HIGHLY COMMENDED
This is a solemn Torres Strait Islander (TSI) story from both my family’s side and my husband’s, Kapua family’s side. My father Opeta Fauid (deceased) a Porumalgal man from the Kulkalgal Nation was a deep-sea pearl shell diver of our Poruma community lugger boats McCoy and Caroline.
My husband’s grandfather, Kapua Gutchen (Snr) (deceased) was also a deep-sea pearl shell diver aboard a lugger boat named ‘Yoela’. He was an Erubam Meuram-Samsep person from Erub (Darnley Island) of the Meriam Nation. From the early 1900’s until the late 1960’s pearling lugger boats operated throughout the Torres Strait’s Sea Country and elsewhere in northern Australian regional sea country. These lugger vessels were manned with Indigenous or non-Indigenous crewmen seeking fortunes or just forced to dived for the pearl resources of our deep and dangerous seas. Many divers lost their lives at sea especially working around the ‘Darnley deeps’ within the Erubam sea country.

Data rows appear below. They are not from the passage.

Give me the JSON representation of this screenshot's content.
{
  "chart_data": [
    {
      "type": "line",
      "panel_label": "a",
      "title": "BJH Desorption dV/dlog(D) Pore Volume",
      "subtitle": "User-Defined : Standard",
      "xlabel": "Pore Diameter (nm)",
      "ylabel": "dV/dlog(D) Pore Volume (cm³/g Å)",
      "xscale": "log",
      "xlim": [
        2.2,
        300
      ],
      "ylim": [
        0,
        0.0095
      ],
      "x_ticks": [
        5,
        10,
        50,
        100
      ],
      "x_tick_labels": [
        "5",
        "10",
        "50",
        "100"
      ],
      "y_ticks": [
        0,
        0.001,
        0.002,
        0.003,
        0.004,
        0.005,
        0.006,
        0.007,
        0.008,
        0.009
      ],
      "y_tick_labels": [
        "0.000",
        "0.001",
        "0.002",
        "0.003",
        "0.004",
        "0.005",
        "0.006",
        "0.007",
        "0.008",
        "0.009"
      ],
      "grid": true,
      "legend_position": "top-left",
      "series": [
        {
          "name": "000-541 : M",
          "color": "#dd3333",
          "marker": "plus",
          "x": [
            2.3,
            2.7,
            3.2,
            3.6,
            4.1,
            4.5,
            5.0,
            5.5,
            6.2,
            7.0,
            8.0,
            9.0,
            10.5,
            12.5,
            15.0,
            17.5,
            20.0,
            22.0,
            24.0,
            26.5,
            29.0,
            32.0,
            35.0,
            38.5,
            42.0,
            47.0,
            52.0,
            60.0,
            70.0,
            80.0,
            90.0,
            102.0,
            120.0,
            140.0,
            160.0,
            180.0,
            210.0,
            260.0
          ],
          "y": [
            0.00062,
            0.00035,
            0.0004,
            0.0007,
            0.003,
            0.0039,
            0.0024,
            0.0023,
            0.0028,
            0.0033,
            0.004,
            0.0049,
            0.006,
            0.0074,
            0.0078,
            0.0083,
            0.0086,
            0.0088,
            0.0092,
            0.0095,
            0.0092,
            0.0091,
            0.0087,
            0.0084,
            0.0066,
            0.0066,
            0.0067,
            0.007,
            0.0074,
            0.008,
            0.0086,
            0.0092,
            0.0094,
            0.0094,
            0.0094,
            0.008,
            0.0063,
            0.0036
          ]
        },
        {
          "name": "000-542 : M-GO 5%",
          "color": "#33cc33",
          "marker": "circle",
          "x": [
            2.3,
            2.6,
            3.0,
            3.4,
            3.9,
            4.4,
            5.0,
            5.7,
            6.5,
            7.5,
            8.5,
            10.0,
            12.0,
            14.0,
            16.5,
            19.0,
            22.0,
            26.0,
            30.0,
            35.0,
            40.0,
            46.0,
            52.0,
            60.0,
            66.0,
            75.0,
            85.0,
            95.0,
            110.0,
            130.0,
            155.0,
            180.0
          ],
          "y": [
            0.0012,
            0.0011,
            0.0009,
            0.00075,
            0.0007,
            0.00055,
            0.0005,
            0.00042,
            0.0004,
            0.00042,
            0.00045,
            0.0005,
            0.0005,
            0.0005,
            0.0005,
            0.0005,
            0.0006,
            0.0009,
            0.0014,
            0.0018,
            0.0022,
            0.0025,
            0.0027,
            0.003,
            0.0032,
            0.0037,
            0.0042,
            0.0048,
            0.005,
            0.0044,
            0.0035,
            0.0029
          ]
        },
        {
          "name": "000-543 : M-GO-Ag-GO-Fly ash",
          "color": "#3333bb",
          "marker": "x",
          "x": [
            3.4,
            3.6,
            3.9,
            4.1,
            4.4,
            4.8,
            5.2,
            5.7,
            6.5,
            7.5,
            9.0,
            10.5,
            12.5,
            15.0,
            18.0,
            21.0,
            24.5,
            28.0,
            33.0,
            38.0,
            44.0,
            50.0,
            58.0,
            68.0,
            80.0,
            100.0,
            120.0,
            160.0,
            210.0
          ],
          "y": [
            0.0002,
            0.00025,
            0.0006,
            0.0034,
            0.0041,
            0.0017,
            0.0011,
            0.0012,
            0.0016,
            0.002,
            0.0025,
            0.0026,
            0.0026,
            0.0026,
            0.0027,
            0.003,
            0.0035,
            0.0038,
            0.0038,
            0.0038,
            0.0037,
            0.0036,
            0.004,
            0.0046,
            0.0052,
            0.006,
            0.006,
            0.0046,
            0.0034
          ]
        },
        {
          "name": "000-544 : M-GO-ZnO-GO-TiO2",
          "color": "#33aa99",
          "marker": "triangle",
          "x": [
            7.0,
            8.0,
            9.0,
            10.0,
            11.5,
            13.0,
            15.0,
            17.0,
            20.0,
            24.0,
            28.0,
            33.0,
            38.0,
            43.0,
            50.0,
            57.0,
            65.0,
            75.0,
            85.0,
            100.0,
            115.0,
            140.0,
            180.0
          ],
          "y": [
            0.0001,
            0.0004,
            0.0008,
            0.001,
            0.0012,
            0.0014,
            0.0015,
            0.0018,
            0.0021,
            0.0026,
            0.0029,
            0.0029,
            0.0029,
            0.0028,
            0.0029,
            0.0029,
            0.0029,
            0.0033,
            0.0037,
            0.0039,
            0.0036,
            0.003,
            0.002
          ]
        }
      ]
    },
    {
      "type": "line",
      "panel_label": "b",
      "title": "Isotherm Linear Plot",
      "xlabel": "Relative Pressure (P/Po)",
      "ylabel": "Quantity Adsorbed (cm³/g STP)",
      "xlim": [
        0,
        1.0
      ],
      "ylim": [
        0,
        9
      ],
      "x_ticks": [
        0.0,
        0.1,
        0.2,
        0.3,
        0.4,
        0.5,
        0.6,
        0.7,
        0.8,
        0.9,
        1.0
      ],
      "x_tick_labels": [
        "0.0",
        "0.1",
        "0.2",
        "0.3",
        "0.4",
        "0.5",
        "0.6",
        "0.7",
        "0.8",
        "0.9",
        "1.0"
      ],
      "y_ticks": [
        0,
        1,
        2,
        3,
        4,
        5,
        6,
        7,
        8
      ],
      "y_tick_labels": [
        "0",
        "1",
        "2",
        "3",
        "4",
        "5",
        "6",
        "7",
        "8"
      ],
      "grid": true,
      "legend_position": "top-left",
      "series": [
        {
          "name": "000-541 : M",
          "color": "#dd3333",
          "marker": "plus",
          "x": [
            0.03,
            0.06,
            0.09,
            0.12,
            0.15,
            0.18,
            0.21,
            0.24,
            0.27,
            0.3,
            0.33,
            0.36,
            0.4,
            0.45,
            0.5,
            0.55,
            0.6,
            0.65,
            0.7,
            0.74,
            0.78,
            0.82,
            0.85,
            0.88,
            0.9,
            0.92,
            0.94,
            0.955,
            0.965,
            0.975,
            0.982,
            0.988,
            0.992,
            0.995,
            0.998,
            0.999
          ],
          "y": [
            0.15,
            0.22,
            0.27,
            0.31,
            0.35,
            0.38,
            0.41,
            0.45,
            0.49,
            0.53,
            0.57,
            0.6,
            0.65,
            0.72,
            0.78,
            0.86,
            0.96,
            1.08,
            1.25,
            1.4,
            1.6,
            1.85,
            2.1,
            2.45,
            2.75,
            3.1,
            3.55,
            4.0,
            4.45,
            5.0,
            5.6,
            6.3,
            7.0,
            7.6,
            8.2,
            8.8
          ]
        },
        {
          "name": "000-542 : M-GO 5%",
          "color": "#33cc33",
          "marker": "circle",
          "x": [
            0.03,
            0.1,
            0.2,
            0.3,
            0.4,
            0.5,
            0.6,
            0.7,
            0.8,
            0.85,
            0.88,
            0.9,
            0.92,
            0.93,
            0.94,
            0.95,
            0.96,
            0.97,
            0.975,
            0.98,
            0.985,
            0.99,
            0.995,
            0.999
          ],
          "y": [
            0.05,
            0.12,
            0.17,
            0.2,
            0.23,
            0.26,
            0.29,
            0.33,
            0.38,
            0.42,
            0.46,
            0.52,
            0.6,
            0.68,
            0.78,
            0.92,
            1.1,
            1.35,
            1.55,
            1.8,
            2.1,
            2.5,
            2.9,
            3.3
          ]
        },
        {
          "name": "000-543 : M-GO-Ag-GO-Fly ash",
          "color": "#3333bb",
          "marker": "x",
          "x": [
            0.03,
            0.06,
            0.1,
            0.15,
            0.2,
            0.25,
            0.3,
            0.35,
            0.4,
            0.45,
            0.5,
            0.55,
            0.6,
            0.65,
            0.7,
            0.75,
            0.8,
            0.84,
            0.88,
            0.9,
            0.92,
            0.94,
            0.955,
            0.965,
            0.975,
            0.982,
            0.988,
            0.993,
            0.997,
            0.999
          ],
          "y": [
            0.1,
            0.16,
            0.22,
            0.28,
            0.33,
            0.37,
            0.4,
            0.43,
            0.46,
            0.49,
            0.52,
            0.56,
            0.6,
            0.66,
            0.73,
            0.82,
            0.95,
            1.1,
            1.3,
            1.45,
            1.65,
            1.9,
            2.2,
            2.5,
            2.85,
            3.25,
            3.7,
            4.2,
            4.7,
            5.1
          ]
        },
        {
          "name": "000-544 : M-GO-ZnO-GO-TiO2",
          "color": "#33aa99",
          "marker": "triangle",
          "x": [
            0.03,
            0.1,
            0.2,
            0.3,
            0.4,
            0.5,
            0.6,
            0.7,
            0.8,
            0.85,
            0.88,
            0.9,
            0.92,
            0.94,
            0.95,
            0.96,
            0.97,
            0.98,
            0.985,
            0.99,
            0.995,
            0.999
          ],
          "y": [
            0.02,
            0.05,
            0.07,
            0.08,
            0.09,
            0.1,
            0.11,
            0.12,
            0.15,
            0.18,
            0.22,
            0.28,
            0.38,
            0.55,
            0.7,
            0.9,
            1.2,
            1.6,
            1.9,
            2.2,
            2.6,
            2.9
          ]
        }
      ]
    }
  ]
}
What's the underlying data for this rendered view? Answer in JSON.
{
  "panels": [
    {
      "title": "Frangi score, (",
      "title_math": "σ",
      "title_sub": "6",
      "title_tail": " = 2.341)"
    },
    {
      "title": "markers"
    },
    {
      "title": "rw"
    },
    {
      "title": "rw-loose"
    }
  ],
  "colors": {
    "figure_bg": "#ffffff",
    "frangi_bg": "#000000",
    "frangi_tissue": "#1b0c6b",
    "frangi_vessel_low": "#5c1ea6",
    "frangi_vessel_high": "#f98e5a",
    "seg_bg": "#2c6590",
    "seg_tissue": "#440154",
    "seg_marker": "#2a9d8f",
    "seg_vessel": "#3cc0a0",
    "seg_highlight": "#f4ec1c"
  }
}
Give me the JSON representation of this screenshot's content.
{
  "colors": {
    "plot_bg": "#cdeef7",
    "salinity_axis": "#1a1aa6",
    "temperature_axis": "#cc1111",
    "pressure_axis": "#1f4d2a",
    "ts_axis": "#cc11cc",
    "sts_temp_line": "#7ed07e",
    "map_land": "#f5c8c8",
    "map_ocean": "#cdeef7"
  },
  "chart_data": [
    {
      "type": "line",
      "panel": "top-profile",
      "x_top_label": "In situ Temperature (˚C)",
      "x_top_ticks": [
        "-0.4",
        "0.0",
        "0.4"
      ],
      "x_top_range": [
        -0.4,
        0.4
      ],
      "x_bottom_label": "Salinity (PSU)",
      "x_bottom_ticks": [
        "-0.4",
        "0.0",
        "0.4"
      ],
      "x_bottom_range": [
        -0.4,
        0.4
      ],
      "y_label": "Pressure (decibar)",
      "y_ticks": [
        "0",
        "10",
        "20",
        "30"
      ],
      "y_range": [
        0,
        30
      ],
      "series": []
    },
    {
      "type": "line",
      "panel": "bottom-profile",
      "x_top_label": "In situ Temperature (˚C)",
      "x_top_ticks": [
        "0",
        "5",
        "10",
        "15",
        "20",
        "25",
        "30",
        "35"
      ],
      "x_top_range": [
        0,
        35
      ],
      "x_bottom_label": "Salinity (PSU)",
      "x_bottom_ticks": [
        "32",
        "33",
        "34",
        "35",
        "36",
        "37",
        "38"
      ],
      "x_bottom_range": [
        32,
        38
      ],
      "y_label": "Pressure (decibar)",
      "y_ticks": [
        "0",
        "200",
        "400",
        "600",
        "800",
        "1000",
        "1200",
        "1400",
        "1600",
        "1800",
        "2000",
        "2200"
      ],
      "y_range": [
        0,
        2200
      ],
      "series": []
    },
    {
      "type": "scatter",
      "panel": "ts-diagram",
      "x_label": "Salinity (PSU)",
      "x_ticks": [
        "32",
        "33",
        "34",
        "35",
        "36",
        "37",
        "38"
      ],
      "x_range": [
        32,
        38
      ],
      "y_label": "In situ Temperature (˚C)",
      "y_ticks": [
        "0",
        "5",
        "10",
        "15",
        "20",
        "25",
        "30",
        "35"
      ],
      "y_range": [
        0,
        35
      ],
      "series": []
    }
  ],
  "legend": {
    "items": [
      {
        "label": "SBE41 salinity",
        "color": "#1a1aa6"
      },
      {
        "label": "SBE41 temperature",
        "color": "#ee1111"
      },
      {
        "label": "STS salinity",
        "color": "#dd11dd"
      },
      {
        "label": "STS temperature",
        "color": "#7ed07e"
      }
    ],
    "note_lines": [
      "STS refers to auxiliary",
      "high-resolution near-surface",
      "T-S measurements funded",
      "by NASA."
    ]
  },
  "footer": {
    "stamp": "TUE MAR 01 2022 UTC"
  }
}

Stories from both our families tells us that although Torres Strait Islander men and Aboriginal men, including men of other nationalities accidentally died in this perilous employment, it was the Japanese men divers whom in particular perished the most, because of the ‘Unnecessary Risks’ they undertook on the ocean and sea floor. This is evident of the bigger Japanese diver’s cemeteries on both Waibeni (Thursday Island) and Erub (Darnley Island) and smaller gravesites on other TSI communities, and also scattered upon uninhabited islands and high sand cays.
My Ghost Net Artwork is a representation, and it speaks about those lost Divers Brass Helmets trapped within those deep underwater caverns on the ocean floor, that my late father and my husband’s relatives talked about. Our Stories say that it was also Customary when seeking blessings and protections from Spirits of deceased divers, TSI and Northern Peninsula Area (NPA) Aboriginals divers, including Coastal Village Papuans divers would remove a pearl shell oyster or two from their diving bags and placed them beside a lost diver’s helmet, when they see them during their divers walk also on the sea floor. These lost divers brass helmets, although probably all now covered over with coral and other growth of the sea, tells stories of unfortunate Souls now gone, but became part of our Nations Maritime History. This is an emotional story for me.